What Are the Risk Factors for Sleepwalking?
Sleepwalking, if associated with any underlying disorder, can ultimately result in serious health consequences. If a person trips or collides with something while sleepwalking, severe injuries can also occur.
Moreover, things like mishandling sharp objects or trying to drive a car during an episode can be life-threatening. Such violent behaviors during a sleepwalking episode can harm the sleepwalker as well as the people nearby.
Diagnosis of Sleepwalking
In order to diagnose sleepwalking, healthcare providers usually review the medical history and symptoms of their patients. The evaluation process may include:
Doctors generally perform a physical exam to determine any conditions that may be mistaken for sleepwalking, such as seizures or panic attacks.
Discussion of Symptoms
If the patient’s sleep partner comes to the appointment, doctors usually ask them about their sleeping behaviors or ask patients and their partners to fill out a questionnaire about their sleeping patterns.
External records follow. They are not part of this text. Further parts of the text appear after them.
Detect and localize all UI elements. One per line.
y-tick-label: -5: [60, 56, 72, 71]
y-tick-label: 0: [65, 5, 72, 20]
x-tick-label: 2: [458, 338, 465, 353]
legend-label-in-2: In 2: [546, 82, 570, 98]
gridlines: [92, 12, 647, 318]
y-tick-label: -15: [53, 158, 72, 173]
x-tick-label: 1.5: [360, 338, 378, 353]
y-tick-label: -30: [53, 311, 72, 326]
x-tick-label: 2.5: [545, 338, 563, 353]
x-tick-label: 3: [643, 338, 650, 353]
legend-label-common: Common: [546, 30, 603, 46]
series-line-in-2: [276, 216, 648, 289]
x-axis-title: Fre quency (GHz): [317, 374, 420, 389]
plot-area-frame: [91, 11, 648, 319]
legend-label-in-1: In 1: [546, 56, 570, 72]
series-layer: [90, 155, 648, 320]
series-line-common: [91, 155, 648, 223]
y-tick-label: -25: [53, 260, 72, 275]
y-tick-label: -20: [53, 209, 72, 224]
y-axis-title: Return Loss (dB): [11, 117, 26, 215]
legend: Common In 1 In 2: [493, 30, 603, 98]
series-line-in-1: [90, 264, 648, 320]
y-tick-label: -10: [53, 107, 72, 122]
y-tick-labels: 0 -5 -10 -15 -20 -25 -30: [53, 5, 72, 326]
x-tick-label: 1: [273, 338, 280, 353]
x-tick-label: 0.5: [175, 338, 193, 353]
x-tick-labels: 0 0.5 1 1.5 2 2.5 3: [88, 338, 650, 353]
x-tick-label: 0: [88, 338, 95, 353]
Polysomnography (Nocturnal Sleep Study)
Sometimes, doctors recommend their patients to sleep overnight in a lab. During this process, sensors will be placed on the patient’s body that will record and monitor blood oxygen levels, brain waves, breathing, and heart rate, as well as body movements while they sleep.
How to Treat Sleepwalking?
If sleepwalking leads to severe injuries, causes harm to family members, or results in embarrassment for the person who sleepwalks, medical help is required.
Treatments for this disorder typically focus on eliminating the triggers and promoting safety measures.
Medical treatment is recommended if sleepwalking is induced by certain underlying conditions, such as obstructive sleep apnea, seizures, gastroesophageal reflux, or periodic leg movements. Sleepwalking episodes stop once the underlying medical condition is managed.
Medications may also be necessary if the sleepwalker is at risk of serious injuries and other treatment options have proved ineffective.
Other Sleepwalking Treatment Options:
For people who suffer from a long-term sleepwalking disorder, doctors may suggest procedures like anticipatory awakenings, relaxation techniques, and mental imagery to them.
During anticipatory awakenings, a child or a person is awakened approximately 15 to 20 minutes before the usual time of the episode and then is kept awake through the time during which the episodes take place.
How Does Sleepwalking Work?
Sleepwalking episodes usually reduce as children get older and do not indicate a serious disorder. However, in some instances, they might be a reason for any underlying medical condition that needs to be addressed.
People are usually advised to visit their doctor and discuss their condition if they exhibit other symptoms, like if sleepwalking is frequent or persistent or if they do disruptive activities while sleepwalking and are completely unaware of them.
Is Sleepwalking a Mental Disorder?
Sleepwalking is relatively more common among children than adults and often occurs due to hereditary factors. But sometimes, it can also be induced due to sleep deprivation or stress. Other conditions, such as mental health disorders and depression, are also linked with this condition.
Is Sleepwalking Serious?
Sleepwalking usually outgrows during the teen years, and incidents occurring during sleepwalking don’t signal severe problems or need treatment.
However, frequent sleepwalking episodes may suggest an underlying disorder or require medical assistance.
Do I Need to Worry If My Child Sleepwalks?
Sleepwalking can also occur in completely healthy children and is not usually a matter of huge concern. It most commonly takes place during the first stage of sleep.
If your child suffers from recurrent sleepwalking episodes, make your home secure and ensure that your child has a regular sleep schedule.
If these episodes lead to severe injuries or become consistent, you should then consult your healthcare provider.